Electronic voting on amendments to Russia's Constitution is set to conclude today, as residents of Moscow and Nizhny Novgorod have until midnight on June 30 to cast their ballots in a plebiscite that may extend Vladimir Putin's rule until 2036. Over 1,080,000 people have already cast their ballots out of a total 1,190,726 registered voters.
The online plebiscite has been widely criticized by experts, academics and observers, and has been mired with errors. TV Rain exposed a fraudulent scheme in the run-up to the vote in which Muscovites were encouraged to use other people's data to cast ballots in favor of the amendment package, along with another issue concerning multiple voting, as journalist Pavel Lobkov was able to cast two ballots, both in person and online.
One of the main issues with the plebiscite is that the procedure for counting votes is difficult to control, and the system itself is not protected from fraud, according to experts interviewed by Open Media.
"The most dangerous thing is that people's votes can be changed, and with the help of an additional script you can do other things: remove the 'No' option or make the checkbox move, not letting you tick it," said programmer Eugene Fedin, a member of the working group commissioned by Moscow authorities to monitor the vote.
Part of the code allows the electronic plebiscite's organizers – the Moscow Mayor's Office – to make changes to the ballot before it is encrypted and stored via blockchain. Despite experts flagging the issue in fall 2019, it still hasn't been solved.
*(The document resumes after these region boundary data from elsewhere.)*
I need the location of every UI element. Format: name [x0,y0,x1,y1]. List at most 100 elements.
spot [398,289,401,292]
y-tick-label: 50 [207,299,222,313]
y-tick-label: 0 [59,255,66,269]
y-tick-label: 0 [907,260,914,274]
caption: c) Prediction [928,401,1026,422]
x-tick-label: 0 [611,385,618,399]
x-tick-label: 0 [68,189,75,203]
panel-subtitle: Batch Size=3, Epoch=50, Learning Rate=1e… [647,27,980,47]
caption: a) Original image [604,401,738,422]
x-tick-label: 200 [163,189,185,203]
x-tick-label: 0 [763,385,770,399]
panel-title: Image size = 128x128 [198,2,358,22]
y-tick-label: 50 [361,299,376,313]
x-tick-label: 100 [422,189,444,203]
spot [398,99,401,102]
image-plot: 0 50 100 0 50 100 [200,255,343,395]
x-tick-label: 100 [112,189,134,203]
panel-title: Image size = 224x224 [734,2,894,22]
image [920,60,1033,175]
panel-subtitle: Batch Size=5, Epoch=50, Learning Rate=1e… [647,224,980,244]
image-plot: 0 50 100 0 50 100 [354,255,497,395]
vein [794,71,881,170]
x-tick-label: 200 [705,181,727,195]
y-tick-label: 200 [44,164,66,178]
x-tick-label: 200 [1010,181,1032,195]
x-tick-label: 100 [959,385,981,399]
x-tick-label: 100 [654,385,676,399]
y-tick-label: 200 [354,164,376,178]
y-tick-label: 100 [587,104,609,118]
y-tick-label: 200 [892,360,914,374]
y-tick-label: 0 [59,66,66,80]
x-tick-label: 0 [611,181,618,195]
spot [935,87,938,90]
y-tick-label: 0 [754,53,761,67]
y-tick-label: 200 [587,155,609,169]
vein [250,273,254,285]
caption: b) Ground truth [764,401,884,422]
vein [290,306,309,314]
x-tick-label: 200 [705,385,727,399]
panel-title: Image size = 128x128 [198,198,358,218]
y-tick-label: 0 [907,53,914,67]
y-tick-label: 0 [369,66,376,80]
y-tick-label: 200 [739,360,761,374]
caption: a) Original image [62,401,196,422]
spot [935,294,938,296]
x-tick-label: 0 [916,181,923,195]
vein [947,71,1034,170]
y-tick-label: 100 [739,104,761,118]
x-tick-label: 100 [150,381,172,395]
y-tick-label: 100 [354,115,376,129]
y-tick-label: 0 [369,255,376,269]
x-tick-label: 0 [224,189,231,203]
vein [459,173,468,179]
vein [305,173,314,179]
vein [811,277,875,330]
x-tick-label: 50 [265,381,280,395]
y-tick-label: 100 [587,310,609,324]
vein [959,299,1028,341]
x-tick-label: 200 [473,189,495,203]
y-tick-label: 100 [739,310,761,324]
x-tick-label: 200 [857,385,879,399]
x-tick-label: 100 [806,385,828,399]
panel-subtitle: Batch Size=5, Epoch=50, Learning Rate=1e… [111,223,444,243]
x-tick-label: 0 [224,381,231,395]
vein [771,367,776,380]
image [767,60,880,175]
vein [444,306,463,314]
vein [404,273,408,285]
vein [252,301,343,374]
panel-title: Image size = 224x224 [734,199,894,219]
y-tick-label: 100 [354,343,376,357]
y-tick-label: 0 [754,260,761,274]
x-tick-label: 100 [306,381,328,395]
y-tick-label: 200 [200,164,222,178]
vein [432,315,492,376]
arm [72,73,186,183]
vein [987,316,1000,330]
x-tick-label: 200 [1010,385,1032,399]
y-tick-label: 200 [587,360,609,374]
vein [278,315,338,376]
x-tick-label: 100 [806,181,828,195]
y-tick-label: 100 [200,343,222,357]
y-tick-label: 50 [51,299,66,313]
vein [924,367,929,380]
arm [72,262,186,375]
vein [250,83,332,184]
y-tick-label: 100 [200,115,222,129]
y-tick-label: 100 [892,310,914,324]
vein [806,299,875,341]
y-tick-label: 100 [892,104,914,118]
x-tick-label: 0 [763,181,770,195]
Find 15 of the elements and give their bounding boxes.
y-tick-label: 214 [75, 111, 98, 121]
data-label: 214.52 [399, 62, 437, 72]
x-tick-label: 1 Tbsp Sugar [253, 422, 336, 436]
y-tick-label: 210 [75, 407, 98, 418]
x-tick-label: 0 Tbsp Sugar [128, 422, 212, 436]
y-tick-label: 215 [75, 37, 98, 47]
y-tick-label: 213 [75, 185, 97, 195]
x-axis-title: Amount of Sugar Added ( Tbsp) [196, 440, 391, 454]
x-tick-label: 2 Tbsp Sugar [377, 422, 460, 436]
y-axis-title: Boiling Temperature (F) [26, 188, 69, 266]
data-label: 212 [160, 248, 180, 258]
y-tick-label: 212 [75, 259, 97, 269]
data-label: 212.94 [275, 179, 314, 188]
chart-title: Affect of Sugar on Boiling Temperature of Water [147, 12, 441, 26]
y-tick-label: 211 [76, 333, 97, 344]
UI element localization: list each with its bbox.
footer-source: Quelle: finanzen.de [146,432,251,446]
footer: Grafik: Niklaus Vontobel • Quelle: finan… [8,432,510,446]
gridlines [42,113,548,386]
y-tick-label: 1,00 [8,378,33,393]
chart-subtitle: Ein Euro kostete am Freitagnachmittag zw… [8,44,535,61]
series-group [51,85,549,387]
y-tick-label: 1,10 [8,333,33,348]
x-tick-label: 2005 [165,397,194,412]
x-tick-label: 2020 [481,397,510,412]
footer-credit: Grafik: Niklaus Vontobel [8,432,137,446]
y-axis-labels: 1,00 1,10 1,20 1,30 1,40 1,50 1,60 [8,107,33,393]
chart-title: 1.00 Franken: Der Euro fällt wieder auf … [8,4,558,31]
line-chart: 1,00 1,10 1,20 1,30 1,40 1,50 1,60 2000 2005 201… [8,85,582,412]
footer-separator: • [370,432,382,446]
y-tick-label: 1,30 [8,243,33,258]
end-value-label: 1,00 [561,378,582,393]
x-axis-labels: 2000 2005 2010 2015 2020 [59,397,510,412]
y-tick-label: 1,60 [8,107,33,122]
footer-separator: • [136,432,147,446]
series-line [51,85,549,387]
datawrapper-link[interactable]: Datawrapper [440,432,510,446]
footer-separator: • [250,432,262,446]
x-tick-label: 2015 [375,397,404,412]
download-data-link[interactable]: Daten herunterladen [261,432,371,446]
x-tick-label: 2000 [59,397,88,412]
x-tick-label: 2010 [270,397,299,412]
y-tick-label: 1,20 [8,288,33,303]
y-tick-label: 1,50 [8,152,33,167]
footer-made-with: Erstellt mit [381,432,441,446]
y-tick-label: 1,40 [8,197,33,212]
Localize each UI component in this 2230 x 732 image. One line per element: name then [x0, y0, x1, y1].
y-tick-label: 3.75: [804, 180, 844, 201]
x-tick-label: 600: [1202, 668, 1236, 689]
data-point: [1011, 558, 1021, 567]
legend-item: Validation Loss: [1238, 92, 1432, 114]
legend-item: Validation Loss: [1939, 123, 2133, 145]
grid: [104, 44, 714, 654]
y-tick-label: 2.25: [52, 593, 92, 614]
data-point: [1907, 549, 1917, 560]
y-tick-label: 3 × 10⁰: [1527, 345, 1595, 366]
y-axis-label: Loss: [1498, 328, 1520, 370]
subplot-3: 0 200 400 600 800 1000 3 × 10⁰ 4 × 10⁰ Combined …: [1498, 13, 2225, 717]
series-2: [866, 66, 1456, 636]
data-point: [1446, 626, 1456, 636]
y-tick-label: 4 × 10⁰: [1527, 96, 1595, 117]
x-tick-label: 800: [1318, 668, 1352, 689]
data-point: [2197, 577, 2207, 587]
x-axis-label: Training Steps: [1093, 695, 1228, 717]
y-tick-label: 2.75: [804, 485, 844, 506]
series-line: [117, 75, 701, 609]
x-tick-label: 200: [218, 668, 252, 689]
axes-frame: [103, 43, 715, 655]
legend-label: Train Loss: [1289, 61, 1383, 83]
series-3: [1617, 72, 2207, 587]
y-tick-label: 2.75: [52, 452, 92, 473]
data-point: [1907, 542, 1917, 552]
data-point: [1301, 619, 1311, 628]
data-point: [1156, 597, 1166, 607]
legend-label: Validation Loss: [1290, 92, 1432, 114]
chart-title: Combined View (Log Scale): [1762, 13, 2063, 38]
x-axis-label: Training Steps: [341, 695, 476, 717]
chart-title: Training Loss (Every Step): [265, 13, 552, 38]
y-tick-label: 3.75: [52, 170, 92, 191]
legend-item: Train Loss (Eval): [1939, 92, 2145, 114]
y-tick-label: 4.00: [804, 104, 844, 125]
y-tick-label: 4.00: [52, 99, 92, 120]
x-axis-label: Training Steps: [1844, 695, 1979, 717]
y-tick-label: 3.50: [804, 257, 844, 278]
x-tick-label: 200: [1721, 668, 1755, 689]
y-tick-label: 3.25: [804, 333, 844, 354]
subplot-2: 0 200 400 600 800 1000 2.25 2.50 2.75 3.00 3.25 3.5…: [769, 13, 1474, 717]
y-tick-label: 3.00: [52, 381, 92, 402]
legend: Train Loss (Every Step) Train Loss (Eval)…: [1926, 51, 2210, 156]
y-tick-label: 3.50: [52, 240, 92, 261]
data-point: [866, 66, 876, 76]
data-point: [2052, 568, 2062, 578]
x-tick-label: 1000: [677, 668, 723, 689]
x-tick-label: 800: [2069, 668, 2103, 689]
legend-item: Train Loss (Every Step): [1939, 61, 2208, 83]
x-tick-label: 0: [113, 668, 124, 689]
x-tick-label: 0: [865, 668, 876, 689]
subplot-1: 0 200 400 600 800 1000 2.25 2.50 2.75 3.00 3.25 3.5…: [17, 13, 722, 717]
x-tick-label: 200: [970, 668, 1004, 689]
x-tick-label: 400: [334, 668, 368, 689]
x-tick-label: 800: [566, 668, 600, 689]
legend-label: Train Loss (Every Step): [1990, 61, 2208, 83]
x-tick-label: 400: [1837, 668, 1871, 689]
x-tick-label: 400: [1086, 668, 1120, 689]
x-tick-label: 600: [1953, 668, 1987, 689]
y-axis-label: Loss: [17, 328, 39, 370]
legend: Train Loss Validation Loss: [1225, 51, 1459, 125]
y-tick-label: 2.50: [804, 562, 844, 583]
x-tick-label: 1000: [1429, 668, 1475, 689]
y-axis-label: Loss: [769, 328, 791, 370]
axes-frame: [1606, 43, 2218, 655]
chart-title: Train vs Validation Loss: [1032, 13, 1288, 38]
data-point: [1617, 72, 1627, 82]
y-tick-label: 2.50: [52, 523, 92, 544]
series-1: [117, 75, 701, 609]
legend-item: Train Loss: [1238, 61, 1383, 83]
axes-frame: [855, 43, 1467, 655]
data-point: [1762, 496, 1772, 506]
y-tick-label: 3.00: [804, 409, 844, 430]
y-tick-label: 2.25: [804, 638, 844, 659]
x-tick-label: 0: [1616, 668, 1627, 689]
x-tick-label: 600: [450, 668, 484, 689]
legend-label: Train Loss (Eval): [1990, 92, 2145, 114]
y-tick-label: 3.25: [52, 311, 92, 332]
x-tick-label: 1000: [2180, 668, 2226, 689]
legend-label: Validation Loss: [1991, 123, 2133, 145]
The plebiscite on amendments to Russia's Constitution was originally scheduled for April 22 and delayed due to the pandemic. Russian citizens that don't have access to polling stations have been casting their ballots since June 10. Early voting opened on June 25, and has spanned an entire week as authorities aimed to avoid crowds and prevent the spread of the coronavirus on the main designated voting day, July 1.
If the majority of Russians vote in favor of the amendments, Vladimir Putin's presidential term clock will be reset, allowing him to get re-elected in both 2024 and 2030, potentially extending his rule by another 12 years.
The amendments also state that Russia is the legal successor to the Soviet Union, outline the Russian people as a “state-forming” ethnic group, and cement the description of marriage as an explicitly heterosexual union.
The reform has been widely criticized by opposition members, human rights groups, and academics, all of whom have pointed at the illegality of the vote and called it a smokescreen concealing Putin's attempt to remain in power.